Was für eine Nacht! Ich habe vielleicht vier Stunden geschlafen. Das ständige Rauschen der Autobahn war nur das kleinste Übel. Immer wieder fuhren Autos auf den Parkplatz, und die Scheinwerfer machten in meinem Zelt die Nacht zum Tag. Gegen 23 Uhr fährt ein Auto gerade als ich endlich am Wegdösen war ganz nahe an das Zelt und hupt vier Mal. Da habe ich mich erschrocken! Um Mitternacht kommt es dann noch besser. Irgendein Irrer läuft vorbei und schreit alle 20 Sekunden wie bescheuert irgendein Wort. Um 1:30 kommt eine Gruppe Jugendlicher, die eine Nachtwanderung machen und denen nichts Besseres einfällt, als mit ihrer Taschenlampe ausgiebig das Zelt abzuleuchten. Schließlich, um 2:30 kommt der Irre wieder vorbei. Man hört ihn schon von Weitem kommen. Hoffentlich sieht er nicht das Zelt….

Dann ist Ruhe – jedenfalls bin ich danach endlich eingeschlafen. Viel mehr Spannung – und ich bin ehrlich, auch Angst – möchte ich nicht haben. Eine Erfahrung, aber keine zum Wiederholen.

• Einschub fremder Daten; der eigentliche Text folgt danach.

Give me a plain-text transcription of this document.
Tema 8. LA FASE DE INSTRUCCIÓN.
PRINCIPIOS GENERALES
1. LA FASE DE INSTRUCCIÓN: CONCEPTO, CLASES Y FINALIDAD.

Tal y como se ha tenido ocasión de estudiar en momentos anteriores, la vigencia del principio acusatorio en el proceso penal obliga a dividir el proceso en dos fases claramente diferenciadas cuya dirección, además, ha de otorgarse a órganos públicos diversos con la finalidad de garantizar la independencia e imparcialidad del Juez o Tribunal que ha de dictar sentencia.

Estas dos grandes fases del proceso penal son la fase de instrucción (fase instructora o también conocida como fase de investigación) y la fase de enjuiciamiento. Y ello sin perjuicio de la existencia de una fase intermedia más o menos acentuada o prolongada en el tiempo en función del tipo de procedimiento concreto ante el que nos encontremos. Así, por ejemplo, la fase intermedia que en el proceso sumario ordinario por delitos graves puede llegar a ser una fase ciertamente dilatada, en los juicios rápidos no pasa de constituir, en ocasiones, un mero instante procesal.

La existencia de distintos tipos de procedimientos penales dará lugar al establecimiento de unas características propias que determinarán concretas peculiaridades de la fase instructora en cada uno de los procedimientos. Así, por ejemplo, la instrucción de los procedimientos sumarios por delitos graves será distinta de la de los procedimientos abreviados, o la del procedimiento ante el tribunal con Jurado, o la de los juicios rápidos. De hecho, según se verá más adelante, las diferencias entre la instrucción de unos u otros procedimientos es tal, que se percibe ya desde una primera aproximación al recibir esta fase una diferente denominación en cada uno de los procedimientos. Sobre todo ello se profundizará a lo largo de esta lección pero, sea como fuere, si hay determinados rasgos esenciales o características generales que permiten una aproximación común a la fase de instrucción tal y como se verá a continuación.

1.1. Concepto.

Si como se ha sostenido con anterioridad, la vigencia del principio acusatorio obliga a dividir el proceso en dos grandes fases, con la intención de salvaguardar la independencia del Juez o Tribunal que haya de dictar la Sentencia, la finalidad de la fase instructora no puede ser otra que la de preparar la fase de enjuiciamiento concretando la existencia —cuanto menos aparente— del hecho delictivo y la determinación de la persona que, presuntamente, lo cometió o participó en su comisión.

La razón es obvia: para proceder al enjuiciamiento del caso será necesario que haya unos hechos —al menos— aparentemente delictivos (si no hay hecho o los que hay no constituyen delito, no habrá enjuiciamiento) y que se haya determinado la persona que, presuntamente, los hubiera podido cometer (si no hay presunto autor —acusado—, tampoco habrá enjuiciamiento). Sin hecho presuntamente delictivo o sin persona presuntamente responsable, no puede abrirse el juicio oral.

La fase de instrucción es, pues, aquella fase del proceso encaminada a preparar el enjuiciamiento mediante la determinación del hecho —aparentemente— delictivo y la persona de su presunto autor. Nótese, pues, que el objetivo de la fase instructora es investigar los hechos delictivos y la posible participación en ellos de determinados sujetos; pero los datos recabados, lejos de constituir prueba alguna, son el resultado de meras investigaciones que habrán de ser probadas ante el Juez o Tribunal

…Oh ja, das Schlimmste habe ich beinahe vergessen. Eine Mücke hatte ich auch noch im Zelt!

10:00

Frühstück! Die ersten 20 km bin ich auf leerem Magen gefahren, deshalb freue ich mich jetzt umso mehr etwas zu essen. Neben meiner Bank streicht ein Mann eine Hauswand und hört dabei Radio. Das interessante dabei ist: Er hört deutsches Radio!

„Sprechen Sie Deutsch?“, frage ich den Mann.

„Nein“, antwortet er und lacht. „Ich dachte es wäre Holländisch!“

„Ja, das kann man schonmal verwechseln“, pflichte ich bei.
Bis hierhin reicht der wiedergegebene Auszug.